The greatest danger facing asymmetric encryption today, however, lies in its implementation, and is known as the Man In The Middle Attack (MITM):

• The attacker intercepts the public keys exchanged and replaces them with his own.
• The sender will then encrypt the message with the attacker's public key instead of the original recipient's, without knowing it.
• The attacker can then decrypt the message with his private key and modify it. He will then re-encrypt it with the recipient's public key before sending it back to him.
• The recipient will decrypt the message with his private key, unaware that it has been altered by the attacker.

Hybrid encryption.

It solves the problems of symmetric or asymmetric ciphers used alone:

• Asymmetric encryption is used to encrypt a secret key with the recipient's public key and then transmitted it to the recipient.
• Symmetric encryption is used to encrypt/decrypt with the secret key thus secured.

This solves the problem of key distribution and speeds up encryption. These encryptions are used, for example, to secure Internet communications (TLS), network connections (SSH), the encryption of certain emails (OpenPGP), etc...

Post-quantum encryption.

Although symmetrical algorithms such as AES 256 are considered resistant to quantum attacks, the same cannot be said of asymmetrical algorithms. For this reason, some encryption vendors have already (or are in the process of) implementing post-quantum algorithms in their applications.
Their solution is generally to combine traditional cryptographic algorithms (such as AES and RSA) with post-quantum algorithms such as CRYSTALS-Kyber. In 2022, NIST selected a first batch of four proposed algorithms that are likely to become the standards for post-quantum encryption: Kyber encryption for secure access to websites, and the Sphinx+, Dilithium and Falcon systems for digital signatures.

Data integrity: HASHING.

Objective: Ensure that the data you receive is not altered. Secondarily, to transform the data into a much lighter (less memory-intensive) data of fixed size. To illustrate the principle, the Wikipedia example is very telling:

A hash function transforms data into a unique fingerprint (also known as a condensate, hash or hash). The function used is such that it cannot be used to retrieve the original data from the hash. Its sole purpose is to compare fingerprints to check whether they are identical. As we'll see in the section on passwords, the irreversibility of the hash function is a key element in the storage of passwords on a server.

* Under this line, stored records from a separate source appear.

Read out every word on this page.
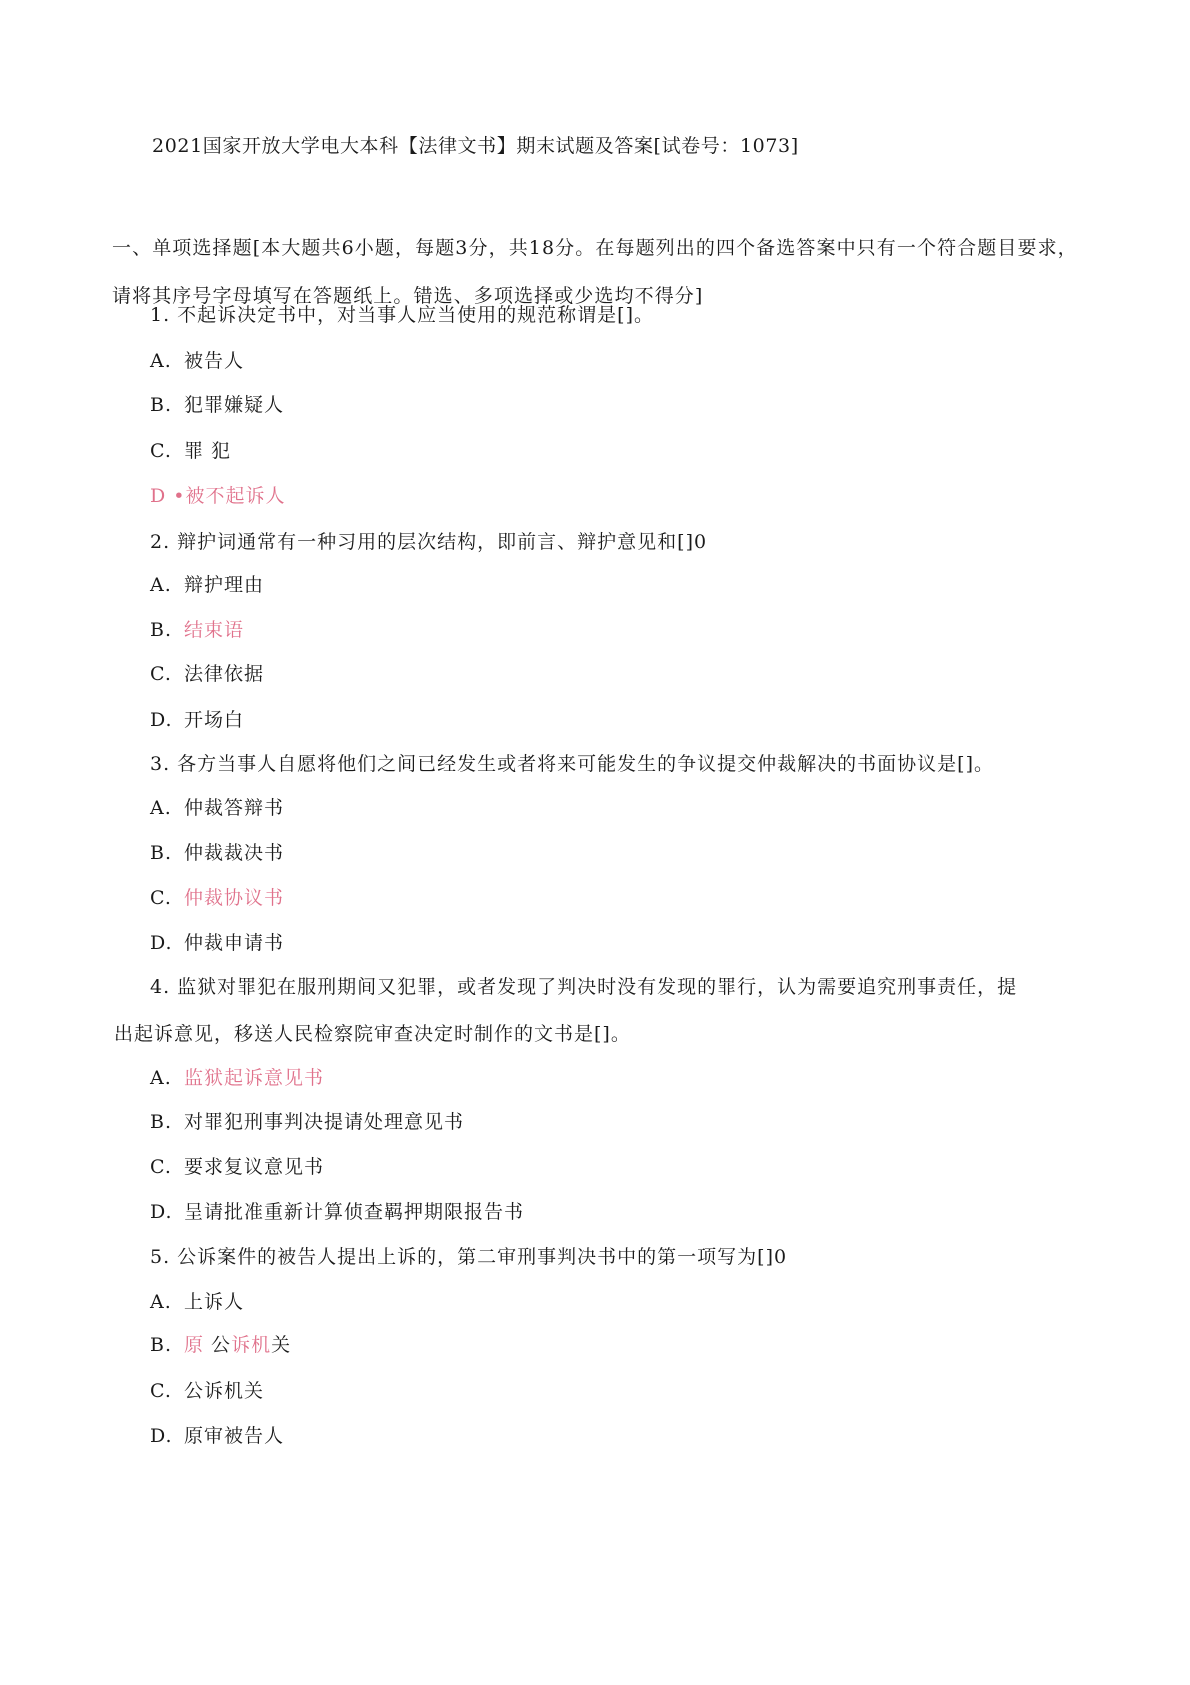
2021国家开放大学电大本科【法律文书】期末试题及答案[试卷号：1073]
一、单项选择题[本大题共6小题，每题3分，共18分。在每题列出的四个备选答案中只有一个符合题目要求，请将其序号字母填写在答题纸上。错选、多项选择或少选均不得分]
1. 不起诉决定书中，对当事人应当使用的规范称谓是[]。
A. 被告人
B. 犯罪嫌疑人
C. 罪 犯
D •被不起诉人
2. 辩护词通常有一种习用的层次结构，即前言、辩护意见和[]0
A. 辩护理由
B. 结束语
C. 法律依据
D. 开场白
3. 各方当事人自愿将他们之间已经发生或者将来可能发生的争议提交仲裁解决的书面协议是[]。
A. 仲裁答辩书
B. 仲裁裁决书
C. 仲裁协议书
D. 仲裁申请书
4. 监狱对罪犯在服刑期间又犯罪，或者发现了判决时没有发现的罪行，认为需要追究刑事责任，提
出起诉意见，移送人民检察院审查决定时制作的文书是[]。
A. 监狱起诉意见书
B. 对罪犯刑事判决提请处理意见书
C. 要求复议意见书
D. 呈请批准重新计算侦查羁押期限报告书
5. 公诉案件的被告人提出上诉的，第二审刑事判决书中的第一项写为[]0
A. 上诉人
B. 原 公诉机关
C. 公诉机关
D. 原审被告人
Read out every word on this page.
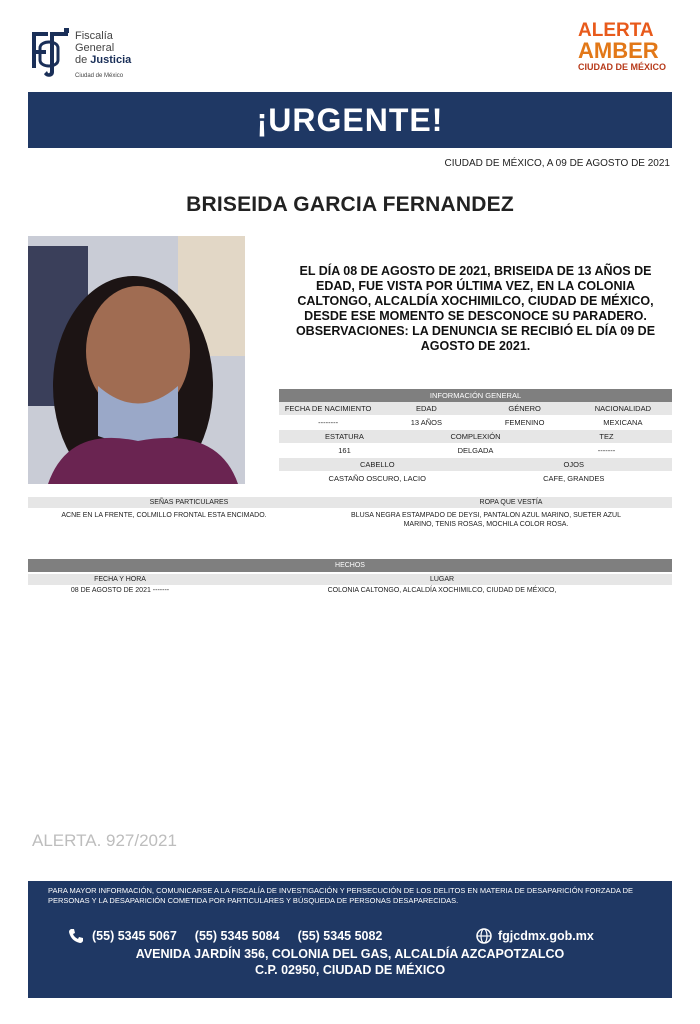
Fiscalía
General
de Justicia
Ciudad de México
ALERTA
AMBER
CIUDAD DE MÉXICO
¡URGENTE!
CIUDAD DE MÉXICO, A 09 DE AGOSTO DE 2021
BRISEIDA GARCIA FERNANDEZ
EL DÍA 08 DE AGOSTO DE 2021, BRISEIDA DE 13 AÑOS DE EDAD, FUE VISTA POR ÚLTIMA VEZ, EN LA COLONIA CALTONGO, ALCALDÍA XOCHIMILCO, CIUDAD DE MÉXICO, DESDE ESE MOMENTO SE DESCONOCE SU PARADERO. OBSERVACIONES: LA DENUNCIA SE RECIBIÓ EL DÍA 09 DE AGOSTO DE 2021.
INFORMACIÓN GENERAL
FECHA DE NACIMIENTO	EDAD	GÉNERO	NACIONALIDAD
--------	13 AÑOS	FEMENINO	MEXICANA
ESTATURA	COMPLEXIÓN	TEZ
161	DELGADA	-------
CABELLO	OJOS
CASTAÑO OSCURO, LACIO	CAFE, GRANDES
SEÑAS PARTICULARES	ROPA QUE VESTÍA
ACNE EN LA FRENTE, COLMILLO FRONTAL ESTA ENCIMADO.	BLUSA NEGRA ESTAMPADO DE DEYSI, PANTALON AZUL MARINO, SUETER AZUL MARINO, TENIS ROSAS, MOCHILA COLOR ROSA.
HECHOS
FECHA Y HORA	LUGAR
08 DE AGOSTO DE 2021 -------	COLONIA CALTONGO, ALCALDÍA XOCHIMILCO, CIUDAD DE MÉXICO,
ALERTA. 927/2021
PARA MAYOR INFORMACIÓN, COMUNICARSE A LA FISCALÍA DE INVESTIGACIÓN Y PERSECUCIÓN DE LOS DELITOS EN MATERIA DE DESAPARICIÓN FORZADA DE PERSONAS Y LA DESAPARICIÓN COMETIDA POR PARTICULARES Y BÚSQUEDA DE PERSONAS DESAPARECIDAS.
(55) 5345 5067 (55) 5345 5084 (55) 5345 5082	fgjcdmx.gob.mx
AVENIDA JARDÍN 356, COLONIA DEL GAS, ALCALDÍA AZCAPOTZALCO
C.P. 02950, CIUDAD DE MÉXICO
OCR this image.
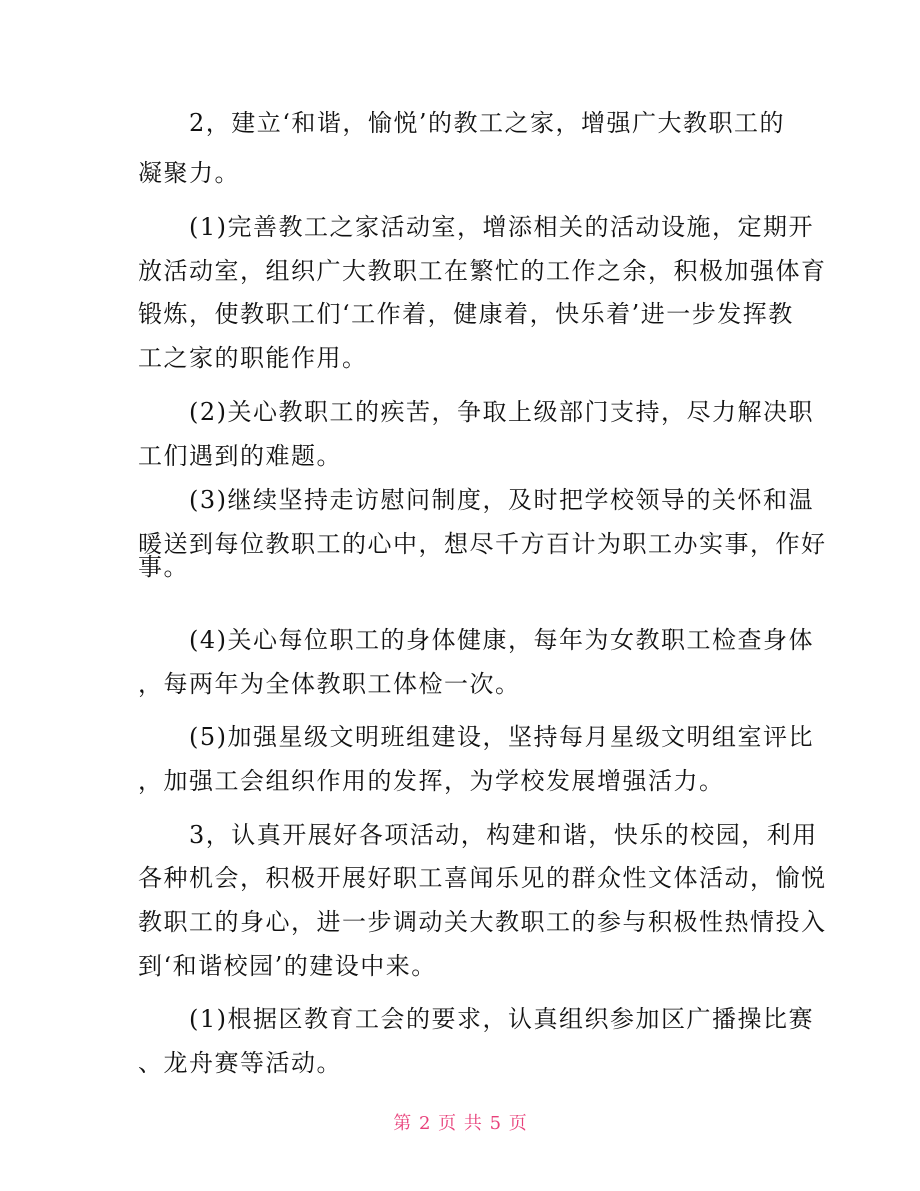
　　2，建立‘和谐，愉悦’的教工之家，增强广大教职工的
凝聚力。
　　(1)完善教工之家活动室，增添相关的活动设施，定期开
放活动室，组织广大教职工在繁忙的工作之余，积极加强体育
锻炼，使教职工们‘工作着，健康着，快乐着’进一步发挥教
工之家的职能作用。
　　(2)关心教职工的疾苦，争取上级部门支持，尽力解决职
工们遇到的难题。
　　(3)继续坚持走访慰问制度，及时把学校领导的关怀和温
暖送到每位教职工的心中，想尽千方百计为职工办实事，作好
事。
　　(4)关心每位职工的身体健康，每年为女教职工检查身体
，每两年为全体教职工体检一次。
　　(5)加强星级文明班组建设，坚持每月星级文明组室评比
，加强工会组织作用的发挥，为学校发展增强活力。
　　3，认真开展好各项活动，构建和谐，快乐的校园，利用
各种机会，积极开展好职工喜闻乐见的群众性文体活动，愉悦
教职工的身心，进一步调动关大教职工的参与积极性热情投入
到‘和谐校园’的建设中来。
　　(1)根据区教育工会的要求，认真组织参加区广播操比赛
、龙舟赛等活动。
第 2 页 共 5 页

Risk: Use an algorithm that generates “collisions”, i.e. that can generate an identical fingerprint for different data. This is the case with the MD5 (Message Digest) algorithm, which is still widely (too) used to protect passwords stored on servers.

Data authenticity: DIGITAL SIGNATURE.

Objective: Ensure the identity and integrity of a document's author.

Asymmetrical encryption reverses the use of keys with respect to encryption. The sender hashes the message and encrypts (signs) it with his private key. This guarantees its integrity (hash) and identity (possession of the private key). The recipient decrypts it using the sender's public key.

The digital signature has legal value (officially recognized in Europe since January 2000), and provides the same guarantees as the handwritten signature, including its non-repudiation function (the impossibility of denying having sent the message). It should also be noted that the signature cannot be reused; it is part of the signed document.

Risk: Using an insufficiently strong algorithm, problems related to the distribution of the public key and compromise of the private key.

Encryption technology must be used when you surf, communicate, store identifiers :

• If encryption is optional, it must be activated.
• If your application does not offer encryption, you should leave it out.